Cassandra Wilson – Loverly
By Alonzo Weston, St. Joseph News-Press, Mo.
Aug. 5–TITLE: “Loverly” (Blue Note Records)
ARTIST: Cassandra Wilson
STARS: 4 1/2 Out of 5 Stars
SOUNDS LIKE: American songbook standards filtered through Wilson’s deep husky vocals and sparse instrumentation.
Cassandra Wilson is what I want a female jazz vocalist to sound like. Her deep, husky voice just seems right for a jazz chanteuse doing a late night set in a smoky nightclub.
I also like the fact that Wilson never takes the usual approach to jazz singing. She sings more like a jazz trumpeter than a vocalist in the way she interprets the emotion and feeling in the music. She uses lyrics like musical notes, creating a palette of texture and color.
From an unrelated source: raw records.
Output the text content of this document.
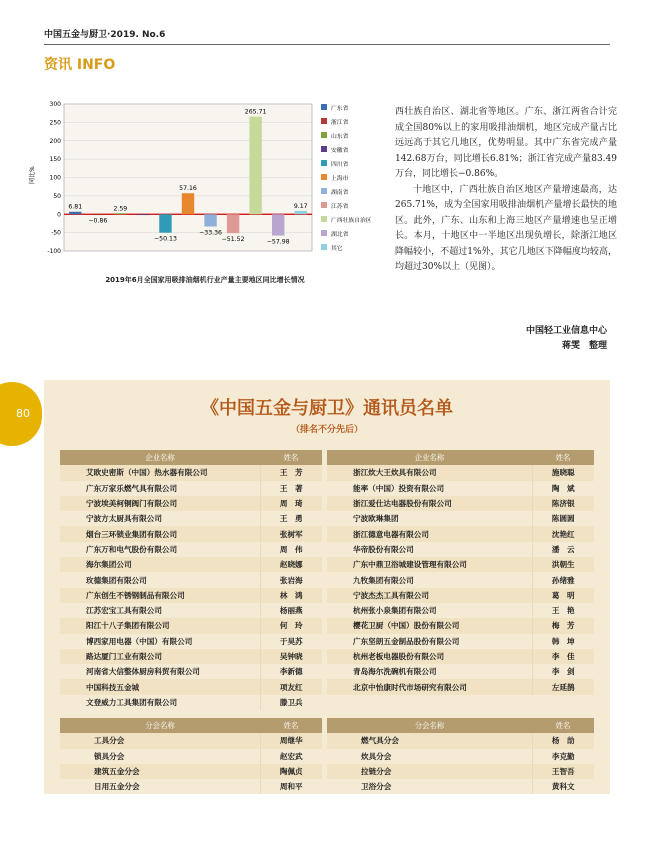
中国五金与厨卫·2019. No.6
资讯 INFO
300
250
200
150
100
50
0
-50
-100
6.81
−0.86
2.59
−50.13
57.16
−33.36
−51.52
265.71
−57.98
9.17
广东省
浙江省
山东省
安徽省
四川省
上海市
湖南省
江苏省
广西壮族自治区
湖北省
其它
同比%
2019年6月全国家用吸排油烟机行业产量主要地区同比增长情况

西壮族自治区、湖北省等地区。广东、浙江两省合计完成全国80%以上的家用吸排油烟机，地区完成产量占比远远高于其它几地区，优势明显。其中广东省完成产量142.68万台，同比增长6.81%；浙江省完成产量83.49万台，同比增长−0.86%。

十地区中，广西壮族自治区地区产量增速最高，达265.71%，成为全国家用吸排油烟机产量增长最快的地区。此外，广东、山东和上海三地区产量增速也呈正增长。本月，十地区中一半地区出现负增长，除浙江地区降幅较小，不超过1%外，其它几地区下降幅度均较高，均超过30%以上（见图）。

中国轻工业信息中心
蒋雯　整理
《中国五金与厨卫》通讯员名单
（排名不分先后）
企业名称	姓名
艾欧史密斯（中国）热水器有限公司	王　芳
广东万家乐燃气具有限公司	王　著
宁波埃美柯铜阀门有限公司	周　琦
宁波方太厨具有限公司	王　勇
烟台三环锁业集团有限公司	张树军
广东万和电气股份有限公司	周　伟
海尔集团公司	赵晓娜
玫德集团有限公司	张岩海
广东创生不锈钢制品有限公司	林　鸿
江苏宏宝工具有限公司	杨丽燕
阳江十八子集团有限公司	何　玲
博西家用电器（中国）有限公司	于昊苏
路达厦门工业有限公司	吴钟晓
河南省大信整体厨房科贸有限公司	李新德
中国科技五金城	项友红
文登威力工具集团有限公司	滕卫兵
企业名称	姓名
浙江炊大王炊具有限公司	施晓聪
能率（中国）投资有限公司	陶　斌
浙江爱仕达电器股份有限公司	陈济银
宁波欧琳集团	陈圆圆
浙江德意电器有限公司	沈艳红
华帝股份有限公司	潘　云
广东中鼎卫浴城建设管理有限公司	洪朝生
九牧集团有限公司	孙绪雅
宁波杰杰工具有限公司	葛　明
杭州张小泉集团有限公司	王　艳
樱花卫厨（中国）股份有限公司	梅　芳
广东坚朗五金制品股份有限公司	韩　坤
杭州老板电器股份有限公司	李　佳
青岛海尔洗碗机有限公司	李　剑
北京中怡康时代市场研究有限公司	左延鹊
分会名称	姓名
工具分会	周继华
锁具分会	赵宏武
建筑五金分会	陶佩贞
日用五金分会	周和平
分会名称	姓名
燃气具分会	杨　劼
炊具分会	李克勤
拉链分会	王智吾
卫浴分会	黄科文
80
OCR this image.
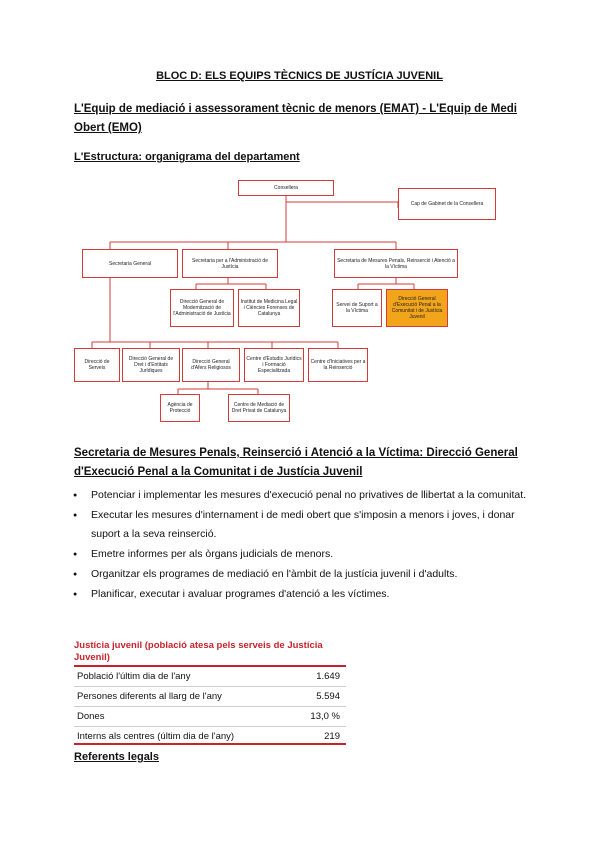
BLOC D: ELS EQUIPS TÈCNICS DE JUSTÍCIA JUVENIL
L'Equip de mediació i assessorament tècnic de menors (EMAT) - L'Equip de Medi Obert (EMO)
L'Estructura: organigrama del departament
Consellera
Cap de Gabinet de la Consellera
Secretaria General	Secretaria per a l'Administració de Justícia
Secretaria de Mesures Penals, Reinserció i Atenció a la Víctima
Direcció General de Modernització de l'Administració de Justícia
Institut de Medicina Legal i Ciències Forenses de Catalunya
Servei de Suport a la Víctima
Direcció General d'Execució Penal a la Comunitat i de Justícia Juvenil
Direcció de Serveis
Direcció General de Dret i d'Entitats Jurídiques
Direcció General d'Afers Religiosos
Centre d'Estudis Jurídics i Formació Especialitzada
Centre d'Iniciatives per a la Reinserció
Agència de Protecció
Centre de Mediació de Dret Privat de Catalunya
Secretaria de Mesures Penals, Reinserció i Atenció a la Víctima: Direcció General d'Execució Penal a la Comunitat i de Justícia Juvenil
● Potenciar i implementar les mesures d'execució penal no privatives de llibertat a la comunitat.
● Executar les mesures d'internament i de medi obert que s'imposin a menors i joves, i donar suport a la seva reinserció.
● Emetre informes per als òrgans judicials de menors.
● Organitzar els programes de mediació en l'àmbit de la justícia juvenil i d'adults.
● Planificar, executar i avaluar programes d'atenció a les víctimes.
Justícia juvenil (població atesa pels serveis de Justícia Juvenil)
Població l'últim dia de l'any	1.649
Persones diferents al llarg de l'any	5.594
Dones	13,0 %
Interns als centres (últim dia de l'any)	219
Referents legals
And Wilson is one of the few jazz singers who’s not afraid to cross genres. In her work with pop producer T-Bone Burnett and other eclectic producers and musicians, she’s use everything from country, blues, folk and old spirituals to get her musical point across.
But on “Loverly” Wilson plays it close to the traditional jazz bone. She puts her smoky, vocal magic to 12 American songbook standards such as Oscar Hammerstein’s “Lover Come Back to Me” and Luiz Bonfa’s “A Day In The Life Of A Fool” and with tantalizing results.
Her band, guitarist Marvin Sewell, bassists Reggie Veal and Lonnie Plaxico, drummer Herlin Riley, and pianist Jason Moran help make it all work by taking minimalist approach to providing accompaniment. They’re more dedicated to creating a total mood rather than exploring the range of their chops. The result is similar to the understated, elegant approach that Herbie Hancock took on his Grammy winning “River: The Joni Letters.”
“I wanted to work with spare arrangements this time,” Wilson said from a press release. “And I decided to dig back into standards with a small compact group of musicians. I don’t record the typical jazz standards a lot, but I love them and that’s how I honed my craft.”
I spite of this traditional approach, Wilson’s vocal creativity adds new life to these old songs. And this is perhaps why it’s the best vocal jazz CD I’ve heard in a long time.